I can think of some religions that sell themselves in a similar way.

What can we do about it? Well, we try to inform parents and students where they’re at and what it means, but all advice is discarded as soon as someone else tells the desperate advice-seeking student what they want to hear. Critical thinking does not exist. That said, a few are listening and thinking. These are the people I want as customers, even if one consequence will be that they are much more immediately critical of our teaching.

DJS 20121225

There is more still to write,  as I work out what I can say that is sufficiently general not to conflict with company policies. I gave up on the idea of writing more in 2017.

The photo is taken from some lab work (a practical).

The title refers to a US comedy series, The Office, which showcases extreme moments that occur in offices. School in China has its own extremes. There is quite enough material for a Chinese version of The Office, but I don’t know that they would see it as comedy.

 

Reading this again in 2017, I am struck by the memory of the efforts made to steer the students into taking English Language as a first language subject. The reason to do this is that the GCSE is a result with no sell-by date; it is a permanent achievement. An IELTS result is not the same at all bit must be repeated annually (or nearly so). The perception, written several times on this site, is that one MUST have an IELTS so as to apply for a visa. Not at all true; one must have an acceptable English qualification – and that means acceptable to the target country, not to the Chinese. So when we moved to Britain, one of the targets we set for the missus was to gain a GCSE in English – which she did, along with Maths and Biology, both being added for the primary purpose of expanding vocabulary, but the secondary purposes of interst and affirmation of standard. Yet, two and a bit years later, when she is assisted in class by a new import from China, when she explains that she (missus) no longer needs to take IELTS because of this GCSE C grade, the response is not merely incomprehension but fuelled by a belief that she has somehow cheated, that the GCSE must perforce be an inferior thing. Yet I must record that within her PGCE cohort, the majority grade for GCSE English was a  C, at that her maths proved to be distinctly better than the norm, probably in the top three (including the science graduate). This tells us more about perceptions in China than it does about the effects of the British Council, who provide IELTS tests.

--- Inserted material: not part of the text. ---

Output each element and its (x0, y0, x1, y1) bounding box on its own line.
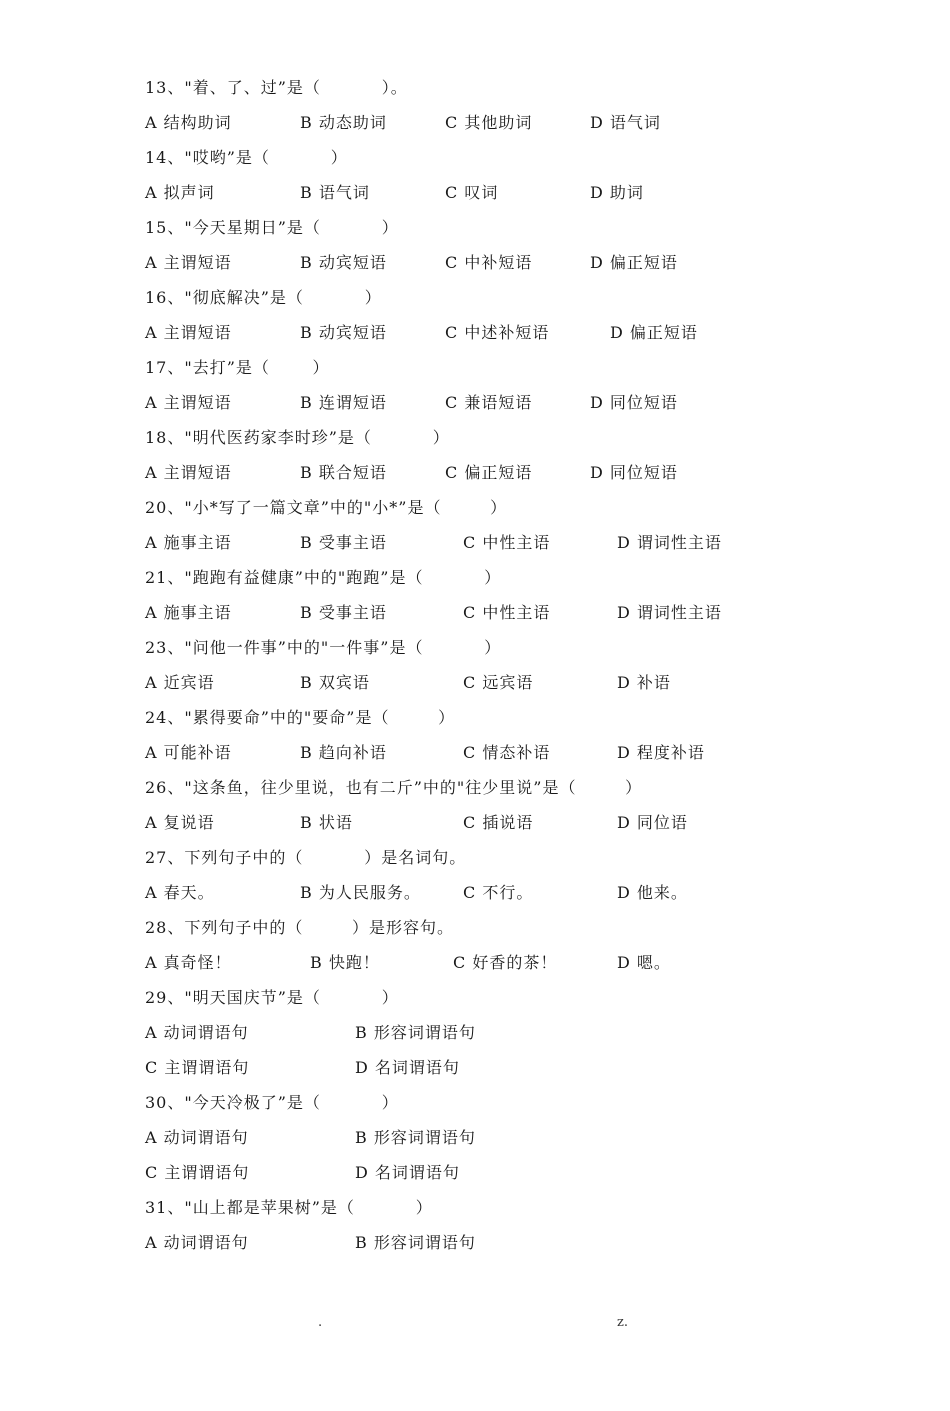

As I grew steadily closer to pushing the whole year-group to move to permanent exam results so as to avoid IELTS altogether (and the frequent absence of students in consequence), so there was a revolt by the parents and the host school stepped in to prevent the change I was pushing for. About half of teh students actually understood that this was a loss, but fewer than 10% of the parents agreed. A little to my surprise, I rediscoverd that the loudest most persistent voice wins an argument but that reason does not. A precursor to the Brexit vote, then: why was I surprised?